"The Office" ran for two series on the BBC from 2001, spawning its own hit U.S. spin-off and a 2016 movie, "Life on the Road".
However, he says that much of the show's comedy, which was based around his character, bumbling executive David Brent's insensitivity and obnoxiousness, would be lost today as people would take the jokes literally and be offended.
"Now it would suffer because people would take things literally," the funnyman tells Britain's Times Radio. "There are these outrage mobs who take things out of context."
"This was a show about everything - it was about difference, it was about sex, race, all the things that people fear to even be discussed or talked about now, in case they say the wrong thing and they are cancelled."
In fact, he doubts he would have ever been given the chance to make the comedy, as BBC chiefs wouldn't have the courage to air it.
"The BBC have got more and more careful, people want to keep their jobs, so would worry about some of the subjects and jokes, even though they were clearly ironic and we were laughing at this buffoon being uncomfortable around difference.
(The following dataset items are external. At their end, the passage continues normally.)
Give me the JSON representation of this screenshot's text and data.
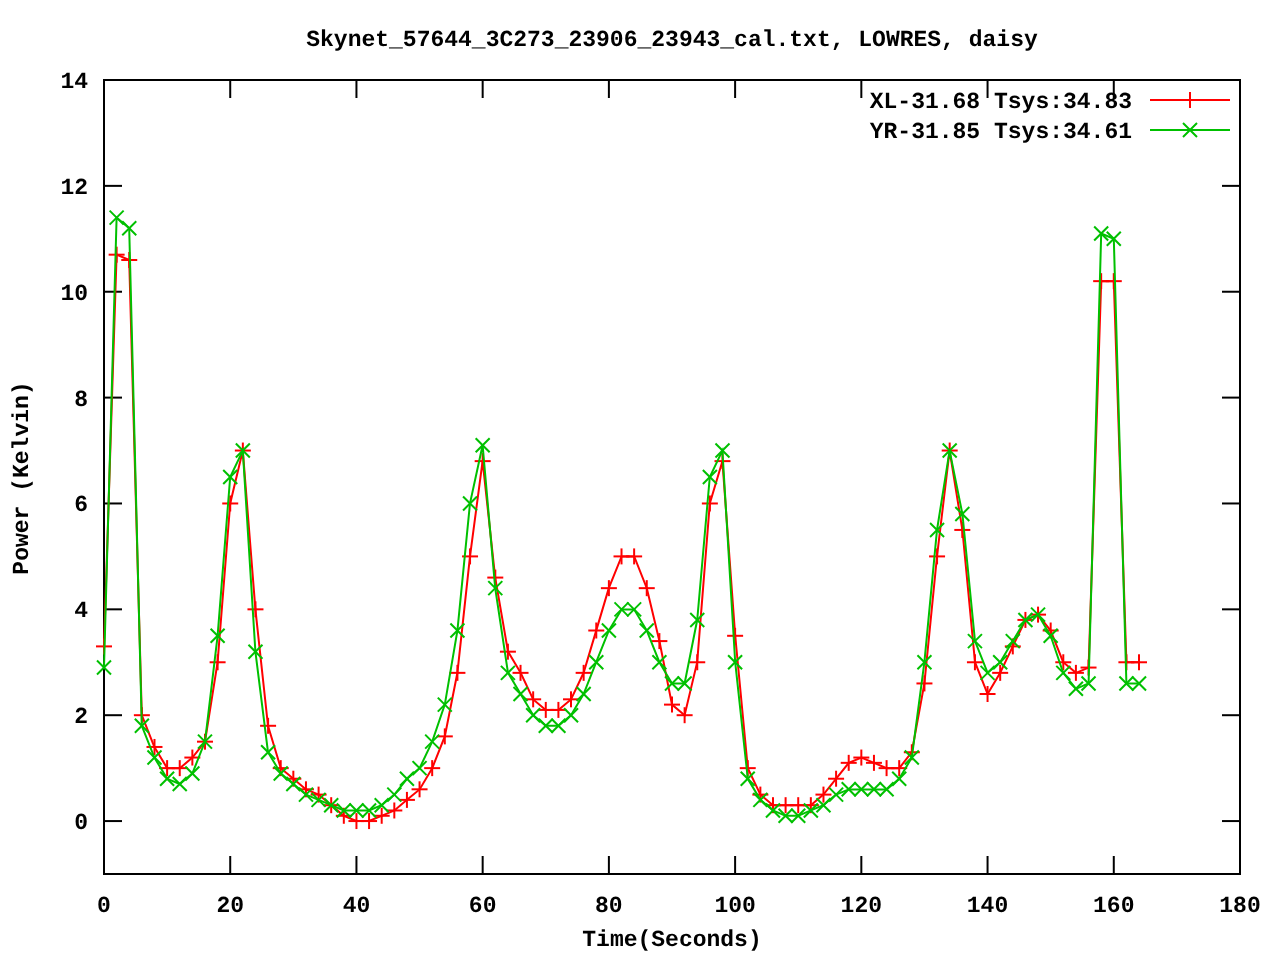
{
  "chart_data": {
    "type": "line",
    "title": "Skynet_57644_3C273_23906_23943_cal.txt, LOWRES, daisy",
    "xlabel": "Time(Seconds)",
    "ylabel": "Power (Kelvin)",
    "x": [
      0,
      2,
      4,
      6,
      8,
      10,
      12,
      14,
      16,
      18,
      20,
      22,
      24,
      26,
      28,
      30,
      32,
      34,
      36,
      38,
      40,
      42,
      44,
      46,
      48,
      50,
      52,
      54,
      56,
      58,
      60,
      62,
      64,
      66,
      68,
      70,
      72,
      74,
      76,
      78,
      80,
      82,
      84,
      86,
      88,
      90,
      92,
      94,
      96,
      98,
      100,
      102,
      104,
      106,
      108,
      110,
      112,
      114,
      116,
      118,
      120,
      122,
      124,
      126,
      128,
      130,
      132,
      134,
      136,
      138,
      140,
      142,
      144,
      146,
      148,
      150,
      152,
      154,
      156,
      158,
      160,
      162,
      164
    ],
    "series": [
      {
        "name": "XL-31.68 Tsys:34.83",
        "color": "#ff0000",
        "marker": "+",
        "values": [
          3.3,
          10.7,
          10.6,
          2.0,
          1.4,
          1.0,
          1.0,
          1.2,
          1.5,
          3.0,
          6.0,
          7.0,
          4.0,
          1.8,
          1.0,
          0.8,
          0.6,
          0.5,
          0.3,
          0.1,
          0.0,
          0.0,
          0.1,
          0.2,
          0.4,
          0.6,
          1.0,
          1.6,
          2.8,
          5.0,
          6.8,
          4.6,
          3.2,
          2.8,
          2.3,
          2.1,
          2.1,
          2.3,
          2.8,
          3.6,
          4.4,
          5.0,
          5.0,
          4.4,
          3.4,
          2.2,
          2.0,
          3.0,
          6.0,
          6.8,
          3.5,
          1.0,
          0.5,
          0.3,
          0.3,
          0.3,
          0.3,
          0.5,
          0.8,
          1.1,
          1.2,
          1.1,
          1.0,
          1.0,
          1.3,
          2.6,
          5.0,
          7.0,
          5.5,
          3.0,
          2.4,
          2.8,
          3.3,
          3.8,
          3.9,
          3.6,
          3.0,
          2.8,
          2.9,
          10.2,
          10.2,
          3.0,
          3.0
        ]
      },
      {
        "name": "YR-31.85 Tsys:34.61",
        "color": "#00c000",
        "marker": "x",
        "values": [
          2.9,
          11.4,
          11.2,
          1.8,
          1.2,
          0.8,
          0.7,
          0.9,
          1.5,
          3.5,
          6.5,
          7.0,
          3.2,
          1.3,
          0.9,
          0.7,
          0.5,
          0.4,
          0.3,
          0.2,
          0.2,
          0.2,
          0.3,
          0.5,
          0.8,
          1.0,
          1.5,
          2.2,
          3.6,
          6.0,
          7.1,
          4.4,
          2.8,
          2.4,
          2.0,
          1.8,
          1.8,
          2.0,
          2.4,
          3.0,
          3.6,
          4.0,
          4.0,
          3.6,
          3.0,
          2.6,
          2.6,
          3.8,
          6.5,
          7.0,
          3.0,
          0.8,
          0.4,
          0.2,
          0.1,
          0.1,
          0.2,
          0.3,
          0.5,
          0.6,
          0.6,
          0.6,
          0.6,
          0.8,
          1.2,
          3.0,
          5.5,
          7.0,
          5.8,
          3.4,
          2.8,
          3.0,
          3.4,
          3.8,
          3.9,
          3.5,
          2.8,
          2.5,
          2.6,
          11.1,
          11.0,
          2.6,
          2.6
        ]
      }
    ],
    "legend": true,
    "xlim": [
      0,
      180
    ],
    "ylim": [
      -1,
      14
    ],
    "xticks": [
      0,
      20,
      40,
      60,
      80,
      100,
      120,
      140,
      160,
      180
    ],
    "yticks": [
      0,
      2,
      4,
      6,
      8,
      10,
      12,
      14
    ]
  }
}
I think if this was put out now, some people have lost their sense of irony and context."
Gervais has himself come under fire in recent years for his close-to-the-bone sense of humour on social media - but says he can justify every joke he makes.
"I genuinely think I don't do anything that deserves to be cancelled," he adds. "Some people now don't care about the argument or the issue, they just want to own someone, they want to win the argument. There's no nuance or discussion any more, it's just fallen into two tribes of people screaming."
The stars' comments come after 150 leading authors and thinkers, including J.K. Rowling and Salman Rushdie, signed a letter condemning "cancel culture" for stifling freedom of thought.